Job Description
Scope/What’s Driving the Need: Client has developed a prototype over the last few months for a new QMS and they are leveraging heavy AI and automation tools. One of our current consultants is leaving, but this isn’t technically a backfill for that profile, since they are in a different spot now current state than they were 4 months ago when our contractor began.
Contractor Skills & Experience
Advanced Education & Industry Experience
Master’s degree in a quantitative field with 7–10+ years of hands‑on experience applying AI/ML to medical device manufacturing, quality, and post‑market data with demonstrated, measurable impact.
- Agentic AI for Manufacturing Intelligence (Core Focus)
- Deep expertise designing and deploying agentic AI systems that autonomously reason across manufacturing, quality, and post‑market datasets, execute multi‑step analysis, self‑correct, and drive decisions with minimal human intervention.
- Production LLM Expertise (Claude‑Based)
- Proven, production‑grade experience using Claude LLMs (Claude 3.5+) for regulated use cases, including prompt orchestration, tool calling, structured output generation, guardrails, and audit‑ready logging.
- Unstructured → Structured Manufacturing Data Transformation
- Strong expertise converting unstructured medical device data (complaints, CAPAs, investigation reports, service notes, operator logs, SOPs, PDFs, emails) into structured, schema‑aligned datasets suitable for analytics, modeling, and regulatory review.
- AI‑Driven Quality & Failure Data Extraction
- Experience building AI pipelines for entity extraction, event classification, failure mode normalization, trend tagging, risk categorization, and summarization aligned to manufacturing and quality taxonomies.
- Core ML & Statistical Analysis for Manufacturing
- Strong foundation in predictive modeling, clustering, time‑series analysis, anomaly detection, and statistical inference applied to process parameters, yield, defects, equipment signals, and failure trends.
- Manufacturing Data Platforms & Engineering
- Advanced proficiency with Databricks (Spark, SQL, Delta Lake), Python, and SQL to ingest, structure, and analyze large‑scale manufacturing, quality, and post‑market datasets across millions of records.

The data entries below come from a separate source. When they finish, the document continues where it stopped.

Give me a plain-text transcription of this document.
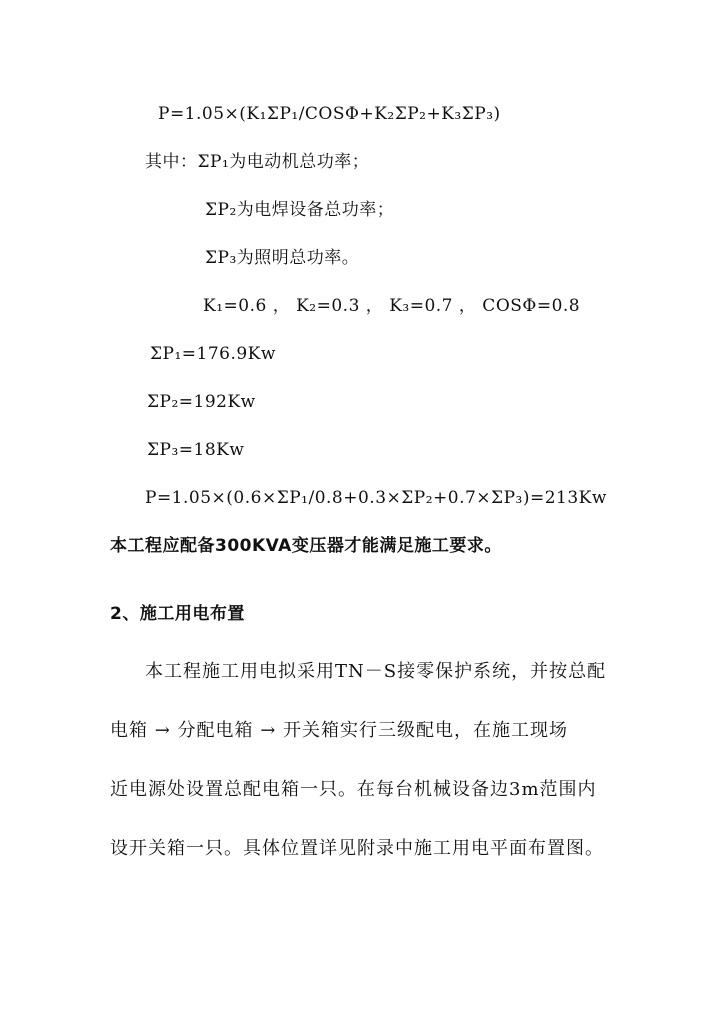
P=1.05×(K₁ΣP₁/COSΦ+K₂ΣP₂+K₃ΣP₃)
其中：ΣP₁为电动机总功率；
ΣP₂为电焊设备总功率；
ΣP₃为照明总功率。
K₁=0.6 ， K₂=0.3 ， K₃=0.7 ， COSΦ=0.8
ΣP₁=176.9Kw
ΣP₂=192Kw
ΣP₃=18Kw
P=1.05×(0.6×ΣP₁/0.8+0.3×ΣP₂+0.7×ΣP₃)=213Kw
本工程应配备300KVA变压器才能满足施工要求。
2、施工用电布置
本工程施工用电拟采用TN－S接零保护系统，并按总配
电箱 → 分配电箱 → 开关箱实行三级配电，在施工现场
近电源处设置总配电箱一只。在每台机械设备边3m范围内
设开关箱一只。具体位置详见附录中施工用电平面布置图。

- Quality, CAPA & Root Cause Analytics
- Demonstrated ability to correlate defects, NCRs, CAPAs, complaints, and service events with upstream manufacturing signals and process changes using data‑driven root cause methodologies.
- Enterprise & Regulated Systems (SAP‑Centric)
- Hands‑on experience extracting and analyzing data from SAP Tahiti, Salesforce, TrackWise and QMS data while maintaining data integrity, traceability, and compliance in regulated environments.
- Outcome‑Driven Delivery in FDA‑Regulated Contexts
- Track record of deploying AI systems that reduce investigation cycle time, improve defect detection, automate failure analysis, and deliver clear, defensible insights for manufacturing, quality, regulatory, and leadership teams.